The KCLB was part of a wave of land banks that formed across the State of Michigan in the wake of the housing crisis that hit Midwestern cities particularly hard. Kalamazoo was facing a mounting problem of vacant and blighted parcels that were a drag on the resources of local government, who were not equipped to transform blighted spaces. Before land banks came into popular use in Michigan, houses in challenged neighborhoods would undergo tax foreclosure, were put up for auction and were often purchased by speculators who didn’t invest in fixing up the properties, which would then cycle back through the foreclosure process in a few years in even worse condition than they started. The Land Bank stepped into this gap, pulling together the expertise and resources to deal with blighted properties and breaking the cycle of decline and blight seen throughout Kalamazoo’s struggling neighborhoods.

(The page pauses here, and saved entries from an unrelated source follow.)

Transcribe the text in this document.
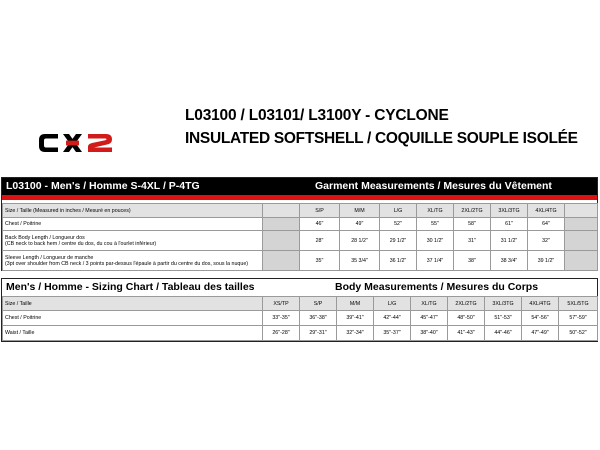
CX2
L03100 / L03101/ L3100Y - CYCLONE
INSULATED SOFTSHELL / COQUILLE SOUPLE ISOLÉE
L03100 - Men's / Homme S-4XL / P-4TG	Garment Measurements / Mesures du Vêtement
Size / Taille (Measured in inches / Mesuré en pouces)		S/P	M/M	L/G	XL/TG	2XL/2TG	3XL/3TG	4XL/4TG	

Chest / Poitrine		46"	49"	52"	55"	58"	61"	64"	

Back Body Length / Longueur dos
(CB neck to back hem / centre du dos, du cou à l'ourlet inférieur)		28"	28 1/2"	29 1/2"	30 1/2"	31"	31 1/2"	32"	

Sleeve Length / Longueur de manche
(3pt over shoulder from CB neck / 3 points par-dessus l'épaule à partir du centre du dos, sous la nuque)		35"	35 3/4"	36 1/2"	37 1/4"	38"	38 3/4"	39 1/2"	
Men's / Homme - Sizing Chart / Tableau des tailles	Body Measurements / Mesures du Corps
Size / Taille	XS/TP	S/P	M/M	L/G	XL/TG	2XL/2TG	3XL/3TG	4XL/4TG	5XL/5TG
Chest / Poitrine	33"-35"	36"-38"	39"-41"	42"-44"	45"-47"	48"-50"	51"-53"	54"-56"	57"-59"
Waist / Taille	26"-28"	29"-31"	32"-34"	35"-37"	38"-40"	41"-43"	44"-46"	47"-49"	50"-52"
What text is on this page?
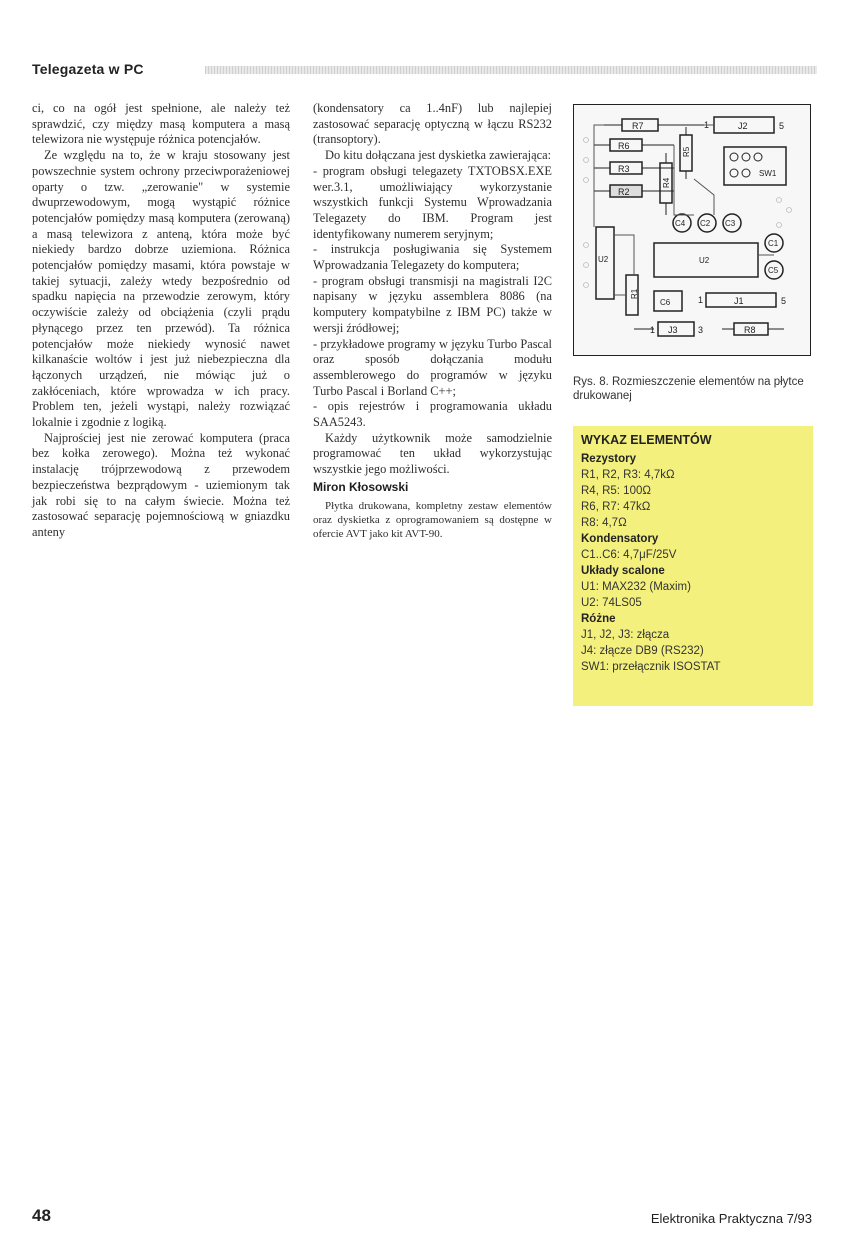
Telegazeta w PC

ci, co na ogół jest spełnione, ale należy też sprawdzić, czy między masą komputera a masą telewizora nie występuje różnica potencjałów.

Ze względu na to, że w kraju stosowany jest powszechnie system ochrony przeciwporażeniowej oparty o tzw. „zerowanie" w systemie dwuprzewodowym, mogą wystąpić różnice potencjałów pomiędzy masą komputera (zerowaną) a masą telewizora z anteną, która może być niekiedy bardzo dobrze uziemiona. Różnica potencjałów pomiędzy masami, która powstaje w takiej sytuacji, zależy wtedy bezpośrednio od spadku napięcia na przewodzie zerowym, który oczywiście zależy od obciążenia (czyli prądu płynącego przez ten przewód). Ta różnica potencjałów może niekiedy wynosić nawet kilkanaście woltów i jest już niebezpieczna dla łączonych urządzeń, nie mówiąc już o zakłóceniach, które wprowadza w ich pracy. Problem ten, jeżeli wystąpi, należy rozwiązać lokalnie i zgodnie z logiką.

Najprościej jest nie zerować komputera (praca bez kołka zerowego). Można też wykonać instalację trójprzewodową z przewodem bezpieczeństwa bezprądowym - uziemionym tak jak robi się to na całym świecie. Można też zastosować separację pojemnościową w gniazdku anteny

(kondensatory ca 1..4nF) lub najlepiej zastosować separację optyczną w łączu RS232 (transoptory).

Do kitu dołączana jest dyskietka zawierająca:

- program obsługi telegazety TXTOBSX.EXE wer.3.1, umożliwiający wykorzystanie wszystkich funkcji Systemu Wprowadzania Telegazety do IBM. Program jest identyfikowany numerem seryjnym;

- instrukcja posługiwania się Systemem Wprowadzania Telegazety do komputera;

- program obsługi transmisji na magistrali I2C napisany w języku assemblera 8086 (na komputery kompatybilne z IBM PC) także w wersji źródłowej;

- przykładowe programy w języku Turbo Pascal oraz sposób dołączania modułu assemblerowego do programów w języku Turbo Pascal i Borland C++;

- opis rejestrów i programowania układu SAA5243.

Każdy użytkownik może samodzielnie programować ten układ wykorzystując wszystkie jego możliwości.

Miron Kłosowski

Płytka drukowana, kompletny zestaw elementów oraz dyskietka z oprogramowaniem są dostępne w ofercie AVT jako kit AVT-90.

R7
R6
R3
R2
R4
R5
1	J2	5
SW1
C4 C2 C3
C1
C5
U2	U2
R1
C6	1	J1	5
1 J3 3	R8
Rys. 8. Rozmieszczenie elementów na płytce drukowanej
WYKAZ ELEMENTÓW
Rezystory
R1, R2, R3: 4,7kΩ
R4, R5: 100Ω
R6, R7: 47kΩ
R8: 4,7Ω
Kondensatory
C1..C6: 4,7μF/25V
Układy scalone
U1: MAX232 (Maxim)
U2: 74LS05
Różne
J1, J2, J3: złącza
J4: złącze DB9 (RS232)
SW1: przełącznik ISOSTAT
48	Elektronika Praktyczna 7/93
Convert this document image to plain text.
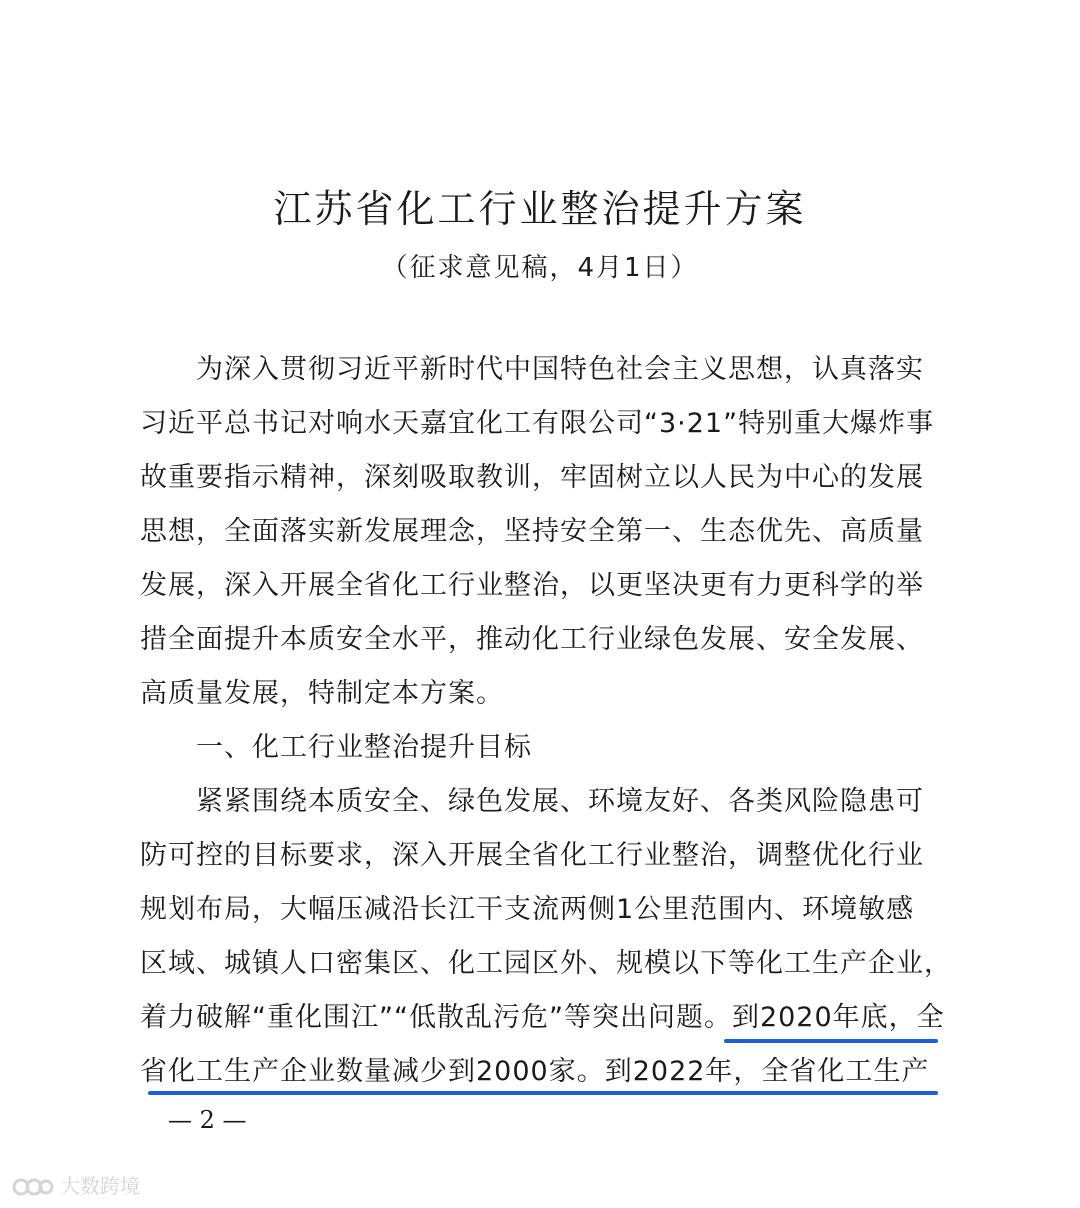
江苏省化工行业整治提升方案
（征求意见稿，4月1日）
为深入贯彻习近平新时代中国特色社会主义思想，认真落实
习近平总书记对响水天嘉宜化工有限公司“3·21”特别重大爆炸事
故重要指示精神，深刻吸取教训，牢固树立以人民为中心的发展
思想，全面落实新发展理念，坚持安全第一、生态优先、高质量
发展，深入开展全省化工行业整治，以更坚决更有力更科学的举
措全面提升本质安全水平，推动化工行业绿色发展、安全发展、
高质量发展，特制定本方案。
一、化工行业整治提升目标
紧紧围绕本质安全、绿色发展、环境友好、各类风险隐患可
防可控的目标要求，深入开展全省化工行业整治，调整优化行业
规划布局，大幅压减沿长江干支流两侧1公里范围内、环境敏感
区域、城镇人口密集区、化工园区外、规模以下等化工生产企业，
着力破解“重化围江”“低散乱污危”等突出问题。到2020年底，全
省化工生产企业数量减少到2000家。到2022年，全省化工生产
— 2 —
大数跨境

We’ve evolved from our beginnings, and are hard at work utilizing a variety of tools and resources, programs, and partners to repurpose, renew and reconnect vacant spaces in Kalamazoo.
The Land Bank was formed through a tri-party agreement between the Michigan Land Bank Fast Track Authority, the Kalamazoo County Treasurer, and Kalamazoo County. We are grateful for their continued support as we repurpose, renew and reconnect properties in Kalamazoo County.